We performed a prospective, double-blind, randomized clinical trial of 389 adults with low risk for contrast-induced nephropathy, comparing i.v. iohexol with iopamidol (300 mg I/mL). Serum creatinine (SCr) concentration was measured at baseline and 2 and 3 days after contrast administration. A noninferiority analysis was planned to compare the mean maximum SCr change from baseline between subject groups. Contrast-induced nephropathy rates (three definitions) for both contrast agents were compared as a secondary end point.

RESULTS:

One hundred ninety and 199 subjects received iohexol and iopamidol, respectively. The mean change in SCr from baseline using the maximum day 2 or 3 measurement was 0.07 ± 0.12 mg/dL (95% CI, 0.05-0.09 mg/dL) for the iohexol group and 0.05 ± 0.12 mg/dL (95% CI, 0.03-0.07 mg/dL) for the iopamidol group.
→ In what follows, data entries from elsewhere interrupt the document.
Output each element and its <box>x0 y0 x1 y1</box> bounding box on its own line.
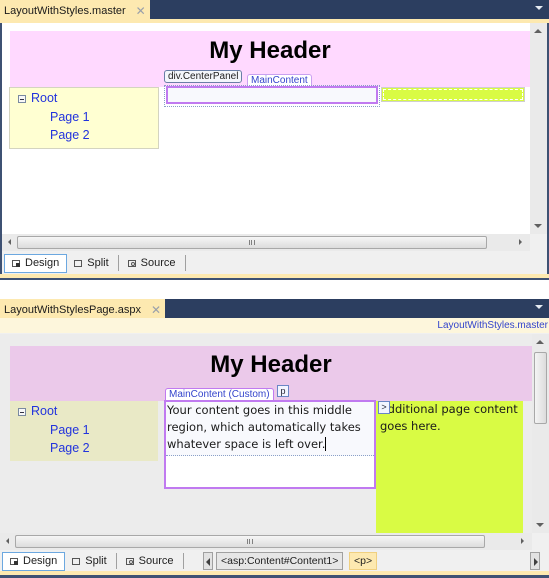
tree-node-page1[interactable]: Page 1 <box>50 423 90 437</box>
close-icon[interactable]: ✕ <box>136 4 146 18</box>
scroll-thumb[interactable] <box>17 236 487 249</box>
tab-dropdown-icon[interactable] <box>535 6 543 10</box>
view-switcher: Design Split Source <box>4 252 188 274</box>
scroll-left-icon[interactable] <box>8 239 11 245</box>
tag-p-label: p <box>280 386 286 396</box>
separator <box>115 553 117 569</box>
vertical-scrollbar[interactable] <box>532 334 549 533</box>
editor-frame-bottom: LayoutWithStyles.master My Header Root P… <box>0 318 549 575</box>
scroll-down-icon[interactable] <box>536 523 544 527</box>
right-panel: Additional page content goes here. <box>376 401 523 533</box>
scroll-right-icon[interactable] <box>519 239 522 245</box>
split-label: Split <box>87 257 109 269</box>
source-label: Source <box>138 555 174 567</box>
tag-label: MainContent (Custom) <box>169 389 270 400</box>
vertical-scrollbar[interactable] <box>530 23 547 234</box>
tag-p[interactable]: p <box>277 385 289 397</box>
design-view-button[interactable]: Design <box>2 551 66 571</box>
chevron-right-icon <box>534 558 538 566</box>
split-label: Split <box>85 555 107 567</box>
text-cursor <box>325 437 327 451</box>
close-icon[interactable]: ✕ <box>151 303 161 317</box>
master-page-link[interactable]: LayoutWithStyles.master <box>0 318 549 333</box>
tab-layoutwithstylespage-aspx[interactable]: LayoutWithStylesPage.aspx ✕ <box>0 299 166 318</box>
tabstrip-bottom: LayoutWithStylesPage.aspx ✕ <box>0 299 549 318</box>
view-switcher: Design Split Source <box>2 550 186 572</box>
nav-tree: Root Page 1 Page 2 <box>10 401 158 461</box>
tree-node-root[interactable]: Root <box>18 404 57 418</box>
source-icon <box>127 259 136 267</box>
tabstrip-top: LayoutWithStyles.master ✕ <box>0 0 549 19</box>
tree-node-page2[interactable]: Page 2 <box>50 128 90 142</box>
design-surface[interactable]: My Header Root Page 1 Page 2 div.CenterP… <box>2 23 530 234</box>
separator <box>117 255 119 271</box>
split-icon <box>72 557 81 565</box>
tree-node-page1[interactable]: Page 1 <box>50 110 90 124</box>
smart-tag-button[interactable]: > <box>378 401 390 414</box>
split-view-button[interactable]: Split <box>65 552 113 571</box>
collapse-icon[interactable] <box>18 407 26 416</box>
breadcrumb-label: <asp:Content#Content1> <box>221 555 339 567</box>
tag-label: div.CenterPanel <box>168 71 239 82</box>
tag-div-centerpanel[interactable]: div.CenterPanel <box>164 70 243 83</box>
design-icon <box>10 557 18 565</box>
header-text: My Header <box>209 37 331 64</box>
page2-label: Page 2 <box>50 441 90 455</box>
horizontal-scrollbar[interactable] <box>0 533 532 550</box>
grip-icon <box>247 539 253 544</box>
editor-frame-top: My Header Root Page 1 Page 2 div.CenterP… <box>0 23 549 278</box>
split-view-button[interactable]: Split <box>67 254 115 273</box>
frame-bottom-edge <box>0 278 549 280</box>
scroll-down-icon[interactable] <box>534 224 542 228</box>
design-view-button[interactable]: Design <box>4 253 68 273</box>
page1-label: Page 1 <box>50 423 90 437</box>
split-icon <box>74 259 83 267</box>
breadcrumb-label: <p> <box>354 555 373 567</box>
scroll-thumb[interactable] <box>534 352 547 424</box>
design-surface[interactable]: My Header Root Page 1 Page 2 MainContent… <box>0 334 532 533</box>
root-label: Root <box>31 91 58 105</box>
scroll-thumb[interactable] <box>15 535 485 548</box>
separator <box>182 553 184 569</box>
tab-dropdown-icon[interactable] <box>535 305 543 309</box>
content-paragraph[interactable]: Your content goes in this middle region,… <box>166 402 374 456</box>
chevron-right-icon: > <box>381 402 387 412</box>
tab-label: LayoutWithStylesPage.aspx <box>4 304 141 316</box>
master-link-label: LayoutWithStyles.master <box>437 320 548 331</box>
maincontent-placeholder[interactable] <box>166 86 378 104</box>
source-icon <box>125 557 134 565</box>
right-panel-text: Additional page content goes here. <box>380 402 518 433</box>
scroll-left-icon[interactable] <box>6 538 9 544</box>
design-label: Design <box>23 555 58 567</box>
grip-icon <box>249 240 255 245</box>
header-text: My Header <box>210 351 332 378</box>
chevron-left-icon <box>206 558 210 566</box>
breadcrumb-p[interactable]: <p> <box>349 552 378 570</box>
root-label: Root <box>31 404 58 418</box>
scroll-up-icon[interactable] <box>534 29 542 33</box>
tree-node-page2[interactable]: Page 2 <box>50 441 90 455</box>
collapse-icon[interactable] <box>18 94 26 103</box>
source-label: Source <box>140 257 176 269</box>
breadcrumb-scroll-right[interactable] <box>530 552 540 570</box>
horizontal-scrollbar[interactable] <box>2 234 530 251</box>
page1-label: Page 1 <box>50 110 90 124</box>
source-view-button[interactable]: Source <box>121 254 183 273</box>
source-view-button[interactable]: Source <box>119 552 181 571</box>
breadcrumb-asp-content[interactable]: <asp:Content#Content1> <box>216 552 344 570</box>
content-text: Your content goes in this middle region,… <box>167 403 361 451</box>
nav-tree: Root Page 1 Page 2 <box>9 87 159 149</box>
scroll-right-icon[interactable] <box>521 538 524 544</box>
tab-label: LayoutWithStyles.master <box>4 5 126 17</box>
tree-node-root[interactable]: Root <box>18 91 57 105</box>
right-panel <box>381 87 525 102</box>
scroll-up-icon[interactable] <box>536 340 544 344</box>
tab-layoutwithstyles-master[interactable]: LayoutWithStyles.master ✕ <box>0 0 150 19</box>
separator <box>184 255 186 271</box>
maincontent-region[interactable]: Your content goes in this middle region,… <box>164 400 376 489</box>
design-label: Design <box>25 257 60 269</box>
design-icon <box>12 259 20 267</box>
breadcrumb-scroll-left[interactable] <box>203 552 213 570</box>
page2-label: Page 2 <box>50 128 90 142</box>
The difference between contrast agents with respect to the mean change in SCr from baseline was -0.02 ± 0.12 mg/dL (95% CI, -0.045 to 0.003 mg/dL; p = 0.08). Contrast-induced nephropathy rates were not statistically different using any definition.

CONCLUSION:

Although our results were unable to show absolute noninferiority of iohexol compared with iopamidol because of a very small difference in increase in mean SCr from baseline (using a noninferiority margin of 0.04 mg/dL), this difference is likely of minimal or no clinical importance in outpatients undergoing CT with low risk for contrast-induced nephropathy.